Minggu kemarin, waktu aku pulang ke Jogja, aku juga ga mau kalah, pengen mandiin kamu. Sambil disupervisi dan diawasi ketat sama ibumu, aku mulai ritual itu.

Pertama, aku nyiapin ember mandi warna hijaumu, terus masukin air ke dalemnya dengan komposisi seperempat ceret air panas dan tiga gayung air dingin.

Langkah selanjutnya, badan, wajah, dan rambutmu yang tebal itu akan disabunin pakai lap kecil yang udah dibasahin. Terus, pelan-pelan kamu diangkat ke dalam ember. Segera setelah kamu masuk ke dalam air hangat itu, wajahmu nunjukkin raut sumringah dan kakimu goyang-goyang. Kata ibumu, itu tandanya kamu suka mandi, dan pasti juga suka berenang. Pernah ibumu pingin ngajak kamu berenang. Kapan-kapan aja deh, kataku, karena aku takut kamu tenggelam. Kan pakai pelampung, sahut ibumu. Ya tetep aja serem, kataku lagi. Akhirnya berenang masuk dalam daftar wacana.

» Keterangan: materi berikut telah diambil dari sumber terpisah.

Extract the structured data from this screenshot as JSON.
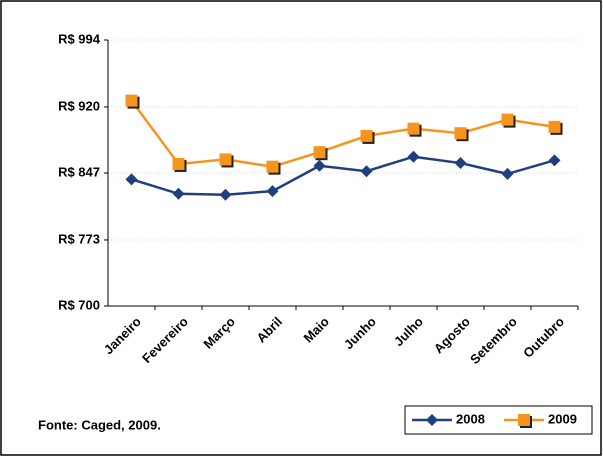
{
  "chart_data": {
    "type": "line",
    "categories": [
      "Janeiro",
      "Fevereiro",
      "Março",
      "Abril",
      "Maio",
      "Junho",
      "Julho",
      "Agosto",
      "Setembro",
      "Outubro"
    ],
    "series": [
      {
        "name": "2008",
        "color": "#1f3f7f",
        "marker": "diamond",
        "values": [
          840,
          824,
          823,
          827,
          855,
          849,
          865,
          858,
          846,
          861
        ]
      },
      {
        "name": "2009",
        "color": "#f7941d",
        "marker": "square",
        "values": [
          927,
          857,
          862,
          854,
          870,
          888,
          896,
          891,
          906,
          898
        ]
      }
    ],
    "ylim": [
      700,
      994
    ],
    "yticks": [
      {
        "value": 700,
        "label": "R$ 700"
      },
      {
        "value": 773,
        "label": "R$ 773"
      },
      {
        "value": 847,
        "label": "R$ 847"
      },
      {
        "value": 920,
        "label": "R$ 920"
      },
      {
        "value": 994,
        "label": "R$ 994"
      }
    ],
    "grid": true,
    "legend": "bottom-right",
    "note": "Fonte: Caged,  2009."
  }
}
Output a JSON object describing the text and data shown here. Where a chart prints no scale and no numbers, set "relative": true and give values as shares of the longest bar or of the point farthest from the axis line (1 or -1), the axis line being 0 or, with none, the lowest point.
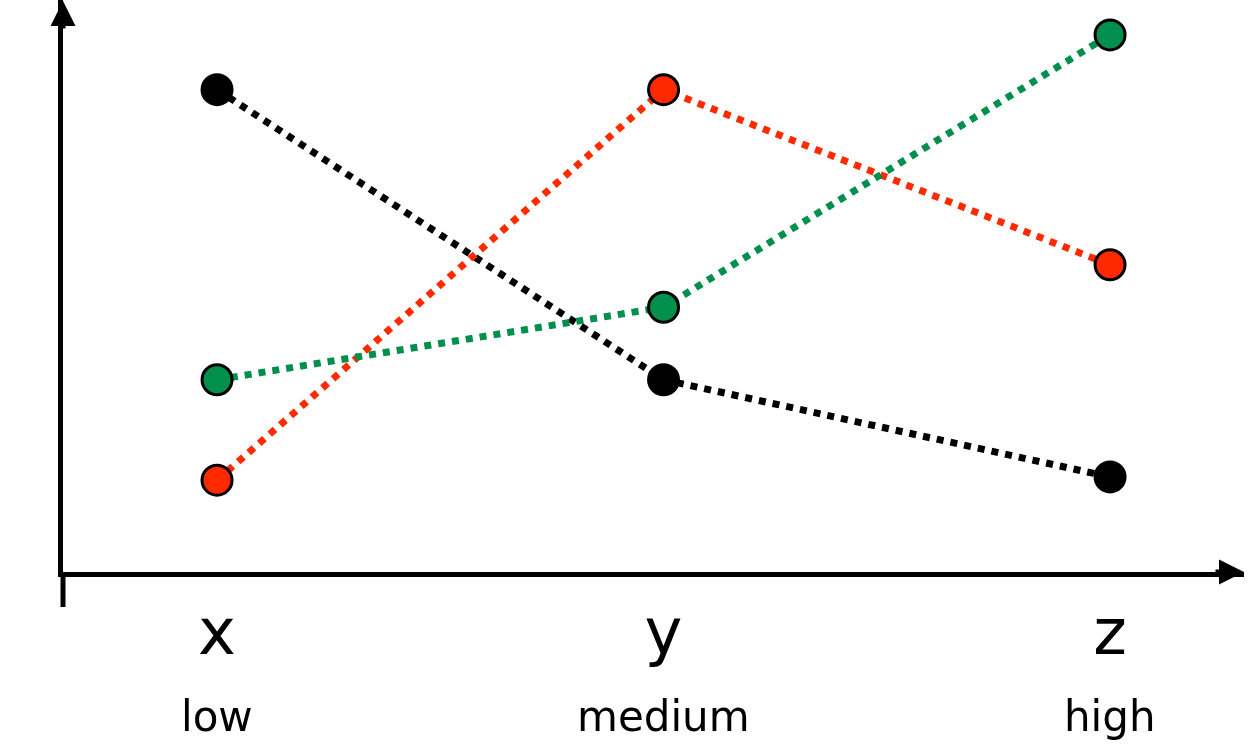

Balik lagi ke mandi. Setelah busa yang menempel di tubuhmu bersih, kamu akan diangkat lagi dan dibaringin di atas handuk. Kami akan segera mengeringkan tubuhmu, mengusap minyak telon, memakaikan popok, celana, baju, dan membungkusmu dengan kain. Semua itu harus dilakukan dengan super cepat. Kalau enggak, nanti kamu menggigil kedinginan. Kadang kamu muntah saking dinginnya. Setelah kamu rapi jali, rambutmu diolesi minyak rambut, terus disisir belah pinggir ke kiri. Terakhir, mukamu dikasih bedak. Yak, selesai!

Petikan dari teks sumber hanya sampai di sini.